The degree to which feelings of comfort, pressure and pain are experienced cannot be measured objectively. The only known way to transform such subjective parameters is to use the Visual Analogous Scale (VAS). The relevance of using the VAS for evaluation of socket comfort can be derived from Fig. 3. In the interval between test 2 and delivery no changes of the socket or prosthetic alignment were made. Since mean values and standard deviation were almost identical at both occasions there are reasons to assume that the evaluation by VAS is relevant for comparative studies on socket comfort. Whether the absolute values also can be used in a non-comparative situation is a matter for reasonable doubt.
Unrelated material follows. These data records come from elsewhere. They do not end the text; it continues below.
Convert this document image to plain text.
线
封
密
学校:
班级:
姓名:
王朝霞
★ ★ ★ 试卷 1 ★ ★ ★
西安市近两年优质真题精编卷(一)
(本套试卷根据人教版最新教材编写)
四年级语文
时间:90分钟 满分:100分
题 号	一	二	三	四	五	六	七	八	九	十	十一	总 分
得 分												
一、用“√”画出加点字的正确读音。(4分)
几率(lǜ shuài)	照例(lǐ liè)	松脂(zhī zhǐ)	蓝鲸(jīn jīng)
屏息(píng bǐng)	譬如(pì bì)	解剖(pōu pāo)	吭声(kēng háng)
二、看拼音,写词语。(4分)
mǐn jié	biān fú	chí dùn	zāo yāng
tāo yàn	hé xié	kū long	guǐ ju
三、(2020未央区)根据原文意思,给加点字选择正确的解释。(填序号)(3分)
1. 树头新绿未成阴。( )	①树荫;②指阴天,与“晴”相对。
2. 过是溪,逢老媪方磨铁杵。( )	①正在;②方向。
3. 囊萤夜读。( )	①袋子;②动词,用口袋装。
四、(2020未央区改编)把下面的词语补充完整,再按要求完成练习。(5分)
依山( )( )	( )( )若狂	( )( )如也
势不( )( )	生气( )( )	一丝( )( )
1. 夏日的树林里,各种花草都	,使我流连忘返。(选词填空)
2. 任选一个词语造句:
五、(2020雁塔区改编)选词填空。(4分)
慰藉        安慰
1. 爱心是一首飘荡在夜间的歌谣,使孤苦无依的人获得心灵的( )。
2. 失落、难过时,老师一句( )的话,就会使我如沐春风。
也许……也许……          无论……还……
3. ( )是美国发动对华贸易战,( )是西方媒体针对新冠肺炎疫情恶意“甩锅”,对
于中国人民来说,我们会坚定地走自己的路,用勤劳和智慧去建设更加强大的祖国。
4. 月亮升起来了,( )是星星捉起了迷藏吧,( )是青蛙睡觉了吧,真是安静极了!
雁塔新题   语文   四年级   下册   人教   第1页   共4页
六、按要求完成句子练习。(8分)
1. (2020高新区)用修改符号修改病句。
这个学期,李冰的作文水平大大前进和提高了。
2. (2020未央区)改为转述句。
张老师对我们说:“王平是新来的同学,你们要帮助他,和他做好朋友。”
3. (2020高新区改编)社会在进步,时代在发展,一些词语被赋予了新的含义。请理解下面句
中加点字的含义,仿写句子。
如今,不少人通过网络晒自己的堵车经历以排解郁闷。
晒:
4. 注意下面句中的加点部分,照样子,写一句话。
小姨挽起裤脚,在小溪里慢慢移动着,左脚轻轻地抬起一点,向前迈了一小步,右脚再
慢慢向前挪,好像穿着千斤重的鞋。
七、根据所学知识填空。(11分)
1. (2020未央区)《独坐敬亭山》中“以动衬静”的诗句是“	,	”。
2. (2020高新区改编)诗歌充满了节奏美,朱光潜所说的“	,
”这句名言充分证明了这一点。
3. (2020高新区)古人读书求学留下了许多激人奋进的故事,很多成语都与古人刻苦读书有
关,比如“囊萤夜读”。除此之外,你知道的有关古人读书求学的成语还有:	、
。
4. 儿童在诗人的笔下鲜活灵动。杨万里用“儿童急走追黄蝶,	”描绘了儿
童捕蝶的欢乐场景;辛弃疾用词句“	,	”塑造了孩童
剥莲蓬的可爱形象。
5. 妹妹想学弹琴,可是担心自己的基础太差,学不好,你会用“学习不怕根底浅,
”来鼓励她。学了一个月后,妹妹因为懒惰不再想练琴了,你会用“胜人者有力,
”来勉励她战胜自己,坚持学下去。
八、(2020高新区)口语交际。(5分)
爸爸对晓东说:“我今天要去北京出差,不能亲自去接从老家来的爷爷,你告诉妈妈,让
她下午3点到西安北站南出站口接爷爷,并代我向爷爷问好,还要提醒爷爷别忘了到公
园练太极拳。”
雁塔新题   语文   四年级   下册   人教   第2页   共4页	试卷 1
In patient no. 5 for instance the ratio varied very little whereas the absolute values varied from 96 to 45 mm. The absolute values of VAS probably reflect how well the patients have accepted their handicap. There are reasons to assume that patients no. 1 and 4 have accepted their handicap much better than no. 8.
The study was aimed solely at comparing sockets made by CAD-CAM to those made by hand. Since there was no possibility of using the computer system with a Swedish socket design the English one had to be used. This made it necessary to compare not only sockets made by CAD-CAM to those made by hand but also the skill of an English prosthetist with that of a Swedish one. In spite of this difference in socket production technique the patients could not detect any differences in comfort, indicating that the skills are quite compatible.
The material is small but the patients were used as their own controls and the result showed no tendency in favour of any one of the two types of sockets. This fact may justify the conclusion that probably there are no differences in comfort between the two techniques. If there is a difference it seems to be small and to prove this it would be necessary to make an investigation which comprises a very much larger material. This might reach the same conclusion. The amputees were not told which socket was made by hand and which was CAD-CAM made. The ridges made it obvious to those who deal with sockets every day which was which, but none of the patients made any remark on the subject. Moreover, there are no reasons to assume that the patients should be prejudiced against any type of socket thereby biasing the study even if they realised the difference.
The intention was to verify using the VAS the differences between the two types of sockets with respect to pressure and pain. However, the few differences reported by the patients made it irrelevant to make any calculations on the subjects.
None of the patients had any complaints about ridges in the CAD-CAM sockets. Some of the patients even remarked that these sockets were more airy. None of the patients could detect ridges that were 2 cm wide and 0.5 cm high. The reason is probably that two point discrimination of the lower leg is approximately 2.5-3cm making the ridges impossible to detect.
Making the stump form available for the computer from the plaster wrap is a rather complicated process. However an improved tool is now being evaluated. The undeformed stump form is obtained from silhouette pictures as a tv-camera swings around the stump over a three second period. This new technique will simplify the procedure and minimize the time needed for stump measurement.
Despite the CAD-CAM technique being newly applied to patients the authors could not find any differences in socket comfort. Their opinion is that the UCL technique will in the near future be an excellent tool for improved design and manufacture of prosthetic sockets. The technique would also give other advantages such as uniformly high quality, easy storage of stump-forms and improvement in the teaching of prosthetists.
The authors wish to express their sincere deeply felt gratitude to Steven J Cousin, Mike Dewar, Joseph Wilkinson and all staff members of the Bioengineering Centre, Roehampton, University College London for their cooperation making the study possible to perform. This study was supported by grants from the Swedish Institute for the Handicapped.